US 11,921,686 B1
Systems and methods for performing data analytics on sensitive data in remote network environments without exposing content of the sensitive data
Leena Mary Francis, Pondicherry (IN); Vaibhav Kumar, Monroe, NJ (US); and Ashutosh Pandey, Brandon, FL (US)
Assigned to Citibank, N.A., New York, NY (US)
Filed by Citibank, N.A., New York, NY (US)
Filed on Aug. 24, 2023, as Appl. No. 18/455,353.
Application 18/455,353 is a continuation of application No. 18/299,506, filed on Apr. 12, 2023, granted, now 11,770,521.
This patent is subject to a terminal disclaimer.
Int. Cl. G06F 16/215 (2019.01); G06F 16/55 (2019.01); G06F 16/58 (2019.01); G06F 16/583 (2019.01)

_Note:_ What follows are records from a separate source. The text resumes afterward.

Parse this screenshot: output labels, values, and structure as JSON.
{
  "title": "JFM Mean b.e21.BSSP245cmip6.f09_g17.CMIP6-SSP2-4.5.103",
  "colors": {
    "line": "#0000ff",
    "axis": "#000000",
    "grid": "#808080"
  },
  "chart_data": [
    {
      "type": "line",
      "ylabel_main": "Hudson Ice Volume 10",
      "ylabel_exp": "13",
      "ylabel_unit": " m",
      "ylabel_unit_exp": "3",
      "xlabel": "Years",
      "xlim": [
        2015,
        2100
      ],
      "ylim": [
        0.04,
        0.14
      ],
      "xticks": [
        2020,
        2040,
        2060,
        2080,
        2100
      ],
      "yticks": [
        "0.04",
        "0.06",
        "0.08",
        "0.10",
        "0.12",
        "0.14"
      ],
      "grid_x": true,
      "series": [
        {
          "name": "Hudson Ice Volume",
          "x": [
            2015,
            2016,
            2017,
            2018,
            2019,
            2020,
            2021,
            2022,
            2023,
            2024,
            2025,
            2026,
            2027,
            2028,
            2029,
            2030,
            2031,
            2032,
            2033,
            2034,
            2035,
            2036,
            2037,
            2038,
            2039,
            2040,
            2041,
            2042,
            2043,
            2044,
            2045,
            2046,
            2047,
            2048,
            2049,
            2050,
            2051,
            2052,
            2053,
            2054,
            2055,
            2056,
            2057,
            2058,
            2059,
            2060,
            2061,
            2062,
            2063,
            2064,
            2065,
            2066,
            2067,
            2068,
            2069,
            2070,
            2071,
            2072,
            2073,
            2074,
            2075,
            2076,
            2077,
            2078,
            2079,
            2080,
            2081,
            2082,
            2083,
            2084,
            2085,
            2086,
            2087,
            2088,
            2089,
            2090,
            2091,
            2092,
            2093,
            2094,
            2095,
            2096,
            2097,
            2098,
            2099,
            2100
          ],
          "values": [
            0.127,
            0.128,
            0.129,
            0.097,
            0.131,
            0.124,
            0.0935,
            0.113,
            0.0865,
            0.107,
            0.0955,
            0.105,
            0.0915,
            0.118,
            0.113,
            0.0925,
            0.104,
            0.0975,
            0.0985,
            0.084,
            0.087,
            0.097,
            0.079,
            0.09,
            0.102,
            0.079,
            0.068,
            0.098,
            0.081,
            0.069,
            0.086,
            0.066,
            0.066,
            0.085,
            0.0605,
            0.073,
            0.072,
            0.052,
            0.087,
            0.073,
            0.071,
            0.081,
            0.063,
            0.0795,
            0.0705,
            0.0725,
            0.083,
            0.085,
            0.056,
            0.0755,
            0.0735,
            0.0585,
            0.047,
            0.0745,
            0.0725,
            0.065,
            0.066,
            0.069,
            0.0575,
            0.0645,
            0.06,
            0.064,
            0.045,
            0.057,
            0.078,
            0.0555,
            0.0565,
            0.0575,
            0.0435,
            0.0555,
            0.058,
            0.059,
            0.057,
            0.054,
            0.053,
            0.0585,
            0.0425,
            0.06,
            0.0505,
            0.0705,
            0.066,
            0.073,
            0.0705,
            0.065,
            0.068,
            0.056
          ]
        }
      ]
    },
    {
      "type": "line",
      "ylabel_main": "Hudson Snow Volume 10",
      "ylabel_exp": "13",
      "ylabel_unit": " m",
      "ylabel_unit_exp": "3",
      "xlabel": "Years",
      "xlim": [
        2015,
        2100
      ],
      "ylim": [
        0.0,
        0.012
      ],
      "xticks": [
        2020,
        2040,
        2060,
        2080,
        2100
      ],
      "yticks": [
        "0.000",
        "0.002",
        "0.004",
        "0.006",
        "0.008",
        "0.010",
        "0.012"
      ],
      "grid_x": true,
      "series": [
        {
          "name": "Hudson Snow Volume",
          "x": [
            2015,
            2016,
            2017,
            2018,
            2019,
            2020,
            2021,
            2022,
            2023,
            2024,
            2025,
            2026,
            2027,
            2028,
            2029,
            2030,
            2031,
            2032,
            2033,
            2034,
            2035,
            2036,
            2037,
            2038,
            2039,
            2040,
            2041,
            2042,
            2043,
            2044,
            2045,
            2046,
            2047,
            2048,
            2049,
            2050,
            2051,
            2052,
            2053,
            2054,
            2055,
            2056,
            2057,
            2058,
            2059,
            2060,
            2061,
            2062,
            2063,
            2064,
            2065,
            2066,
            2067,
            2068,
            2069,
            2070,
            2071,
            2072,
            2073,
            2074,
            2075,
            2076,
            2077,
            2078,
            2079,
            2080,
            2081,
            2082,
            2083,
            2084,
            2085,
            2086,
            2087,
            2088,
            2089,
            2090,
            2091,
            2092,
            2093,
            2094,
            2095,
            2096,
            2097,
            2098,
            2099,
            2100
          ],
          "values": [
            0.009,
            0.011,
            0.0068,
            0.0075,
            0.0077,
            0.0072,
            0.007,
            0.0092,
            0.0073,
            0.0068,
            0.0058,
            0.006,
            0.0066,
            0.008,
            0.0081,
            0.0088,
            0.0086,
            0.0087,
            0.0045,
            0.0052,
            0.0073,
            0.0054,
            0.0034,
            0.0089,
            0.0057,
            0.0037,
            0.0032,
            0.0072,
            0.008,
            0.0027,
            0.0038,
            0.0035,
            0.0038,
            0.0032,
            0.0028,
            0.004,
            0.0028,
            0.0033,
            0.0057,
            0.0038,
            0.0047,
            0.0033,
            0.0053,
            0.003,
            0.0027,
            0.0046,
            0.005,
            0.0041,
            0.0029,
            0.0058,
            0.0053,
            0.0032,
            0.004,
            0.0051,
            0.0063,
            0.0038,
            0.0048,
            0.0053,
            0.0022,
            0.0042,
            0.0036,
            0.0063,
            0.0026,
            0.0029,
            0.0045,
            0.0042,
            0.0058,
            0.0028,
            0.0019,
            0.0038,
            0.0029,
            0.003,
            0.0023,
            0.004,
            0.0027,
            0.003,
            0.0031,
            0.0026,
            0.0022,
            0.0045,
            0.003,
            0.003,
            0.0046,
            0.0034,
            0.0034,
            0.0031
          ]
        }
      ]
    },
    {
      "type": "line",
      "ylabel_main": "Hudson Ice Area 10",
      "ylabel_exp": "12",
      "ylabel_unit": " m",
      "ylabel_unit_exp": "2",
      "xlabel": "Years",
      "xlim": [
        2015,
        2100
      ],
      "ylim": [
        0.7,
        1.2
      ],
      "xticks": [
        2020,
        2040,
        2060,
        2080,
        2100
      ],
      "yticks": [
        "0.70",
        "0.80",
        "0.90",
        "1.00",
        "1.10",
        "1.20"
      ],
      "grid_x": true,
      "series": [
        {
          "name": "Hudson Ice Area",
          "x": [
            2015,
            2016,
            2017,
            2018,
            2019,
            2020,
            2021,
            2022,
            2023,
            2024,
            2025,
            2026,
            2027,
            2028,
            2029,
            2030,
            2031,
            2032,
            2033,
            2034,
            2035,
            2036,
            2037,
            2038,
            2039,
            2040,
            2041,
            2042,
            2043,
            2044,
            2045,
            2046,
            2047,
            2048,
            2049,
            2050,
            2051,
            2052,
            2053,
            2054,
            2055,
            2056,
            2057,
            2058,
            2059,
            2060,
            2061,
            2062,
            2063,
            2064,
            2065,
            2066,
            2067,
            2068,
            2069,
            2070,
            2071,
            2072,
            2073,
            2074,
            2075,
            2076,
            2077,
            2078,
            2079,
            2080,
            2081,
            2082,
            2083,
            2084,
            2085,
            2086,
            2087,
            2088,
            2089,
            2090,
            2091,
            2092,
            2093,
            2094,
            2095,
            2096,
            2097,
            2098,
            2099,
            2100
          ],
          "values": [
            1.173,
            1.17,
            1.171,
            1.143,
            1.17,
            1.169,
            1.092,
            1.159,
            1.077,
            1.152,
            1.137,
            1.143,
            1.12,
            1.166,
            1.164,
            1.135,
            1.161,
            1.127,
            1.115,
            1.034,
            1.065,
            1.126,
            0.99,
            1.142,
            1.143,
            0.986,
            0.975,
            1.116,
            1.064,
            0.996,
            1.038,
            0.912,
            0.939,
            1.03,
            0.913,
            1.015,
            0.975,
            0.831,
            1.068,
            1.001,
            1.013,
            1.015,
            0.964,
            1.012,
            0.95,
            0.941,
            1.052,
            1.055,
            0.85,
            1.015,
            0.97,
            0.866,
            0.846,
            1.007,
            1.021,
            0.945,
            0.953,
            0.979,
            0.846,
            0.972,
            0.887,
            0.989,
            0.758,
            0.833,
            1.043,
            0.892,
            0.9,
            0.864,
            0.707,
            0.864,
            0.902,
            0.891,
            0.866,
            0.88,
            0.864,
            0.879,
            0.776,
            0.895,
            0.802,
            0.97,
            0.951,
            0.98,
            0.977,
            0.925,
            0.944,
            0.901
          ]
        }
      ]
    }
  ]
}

CPC G06F 16/215 (2019.01) [G06F 16/55 (2019.01); G06F 16/5838 (2019.01); G06F 16/5846 (2019.01); G06F 16/5866 (2019.01)] 20 Claims
OG exemplary drawing
 
1. A system for performing data analytics on sensitive data in remote network environments without exposing content of the sensitive data, the system comprising:
one or more processors; and
a non-transitory, computer-readable medium storing instructions that, when executed by the one or more processors, cause operations comprising:
receiving a first request to perform a first data analytics operation for a set of sensitive data instances, wherein the first data analytics operation enables deduplication of data instances;
retrieving a first set of image representations for the set of sensitive data instances, wherein the first set of image representations comprises:
a first image representation for a first sensitive data instance for the set of sensitive data instances, wherein the first image representation comprises a first set of alphanumeric characters in the first sensitive data instance mapped to a first set of color coding; and
a second image representation for a second sensitive data instance for the set of sensitive data instances;
clustering the first sensitive data instance and the second sensitive data instance into a first cluster based on similarities between the first image representation and the second image representation;
retrieving a first instance identifier for the first sensitive data instance and a second instance identifier for the second sensitive data instance; and
labeling the first instance identifier and the second instance identifier as corresponding to a duplicate.